WASHINGTON (NewsNation Now) — Millions of Americans who have lost health insurance in an economy shaken by the coronavirus can sign up for taxpayer-subsidized coverage starting Sunday.
It’s not a new COVID relief program from the government but the return of annual sign-up season under the Affordable Care Act. Open enrollment lasts through Dec. 15.
Consumers can now log in to HealthCare.gov and CuidadodeSalud.gov or call 1-800-318-2596 to fill out an application and enroll in a 2021 Exchange health plan for coverage starting as soon as January 1, 2021.
The Centers for Medicare and Medicaid Services, which runs HealthCare.gov, says current enrollees who don’t update their application and enroll in a plan by the December 15, 2020 Open Enrollment deadline generally will be automatically enrolled in the same plan or another plan offered by the same issuer that is intended to be similar, and if that is not available, another plan with a different insurance company.
The CMS says premiums are down slightly on average for 2021 and most people will have at least three insurers from which to pick plans. Lower-income people and even middle-class families may qualify for tax credits that can greatly reduce what they pay monthly for premiums.
Hard numbers on how virus-related job losses have affected health coverage are not available because the most reliable government surveys will not be out until next year. Estimates range from 5 million to 10 million newly uninsured people. That’s on top of 26 million uninsured last year, before the pandemic, or about 8% of the U.S. population.
Administration officials say HealthCare.gov is open for business and ready to handle sign-ups online or via its call center.
“We’ll be working through the upcoming open enrollment period…to ensure a smooth user experience,” CMS Administrator Seema Verma said.
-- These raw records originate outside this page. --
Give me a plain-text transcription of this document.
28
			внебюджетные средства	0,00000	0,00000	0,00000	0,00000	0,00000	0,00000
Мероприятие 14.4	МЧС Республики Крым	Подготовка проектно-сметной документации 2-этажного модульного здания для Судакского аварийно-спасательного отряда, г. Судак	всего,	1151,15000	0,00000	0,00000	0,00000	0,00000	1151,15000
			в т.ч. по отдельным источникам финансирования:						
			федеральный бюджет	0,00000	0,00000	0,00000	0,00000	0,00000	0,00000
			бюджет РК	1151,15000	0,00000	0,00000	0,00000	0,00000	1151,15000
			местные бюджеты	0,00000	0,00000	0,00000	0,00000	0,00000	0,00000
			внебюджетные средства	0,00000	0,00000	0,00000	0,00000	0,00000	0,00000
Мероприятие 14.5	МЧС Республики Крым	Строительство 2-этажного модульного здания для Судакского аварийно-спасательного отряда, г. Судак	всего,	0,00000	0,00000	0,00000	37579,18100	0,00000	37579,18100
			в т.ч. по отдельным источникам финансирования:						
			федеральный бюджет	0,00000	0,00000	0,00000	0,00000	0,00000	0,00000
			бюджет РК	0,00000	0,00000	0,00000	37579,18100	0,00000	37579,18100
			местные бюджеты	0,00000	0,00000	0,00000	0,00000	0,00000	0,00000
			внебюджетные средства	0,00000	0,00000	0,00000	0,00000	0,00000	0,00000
More than 11 million people currently have coverage through HealthCare.gov and state-run health insurance markets offering subsidized private plans. The health law also covers another 12 million people through its Medicaid expansion, adopted by all but 12 states.
Medicaid enrollment has gone up by nearly 4 million people since March, but it’s still unclear how many laid-off workers are coping after the loss of employer coverage in the coronavirus economy.
Those who are healthy most likely have other priorities, such as finding another job. Workers who were furloughed, but not laid off, may have been able to keep their coverage. Some appear to have switched to a spouse’s plan, and those age 65 and older can get on Medicare.
The nonpartisan Kaiser Family Foundation estimates that 80% of those who lost workplace health insurance are eligible for coverage under the law, either through the insurance markets or Medicaid.
Some private businesses, such as HealthSherpa.com, have created a niche market helping people enroll in HealthCare.gov plans. Former Obama administration officials are trying to promote sign-ups through GetAmericaCovered.org. Community organizations also play a role helping people with paperwork.
The Associated Press contributed to this report.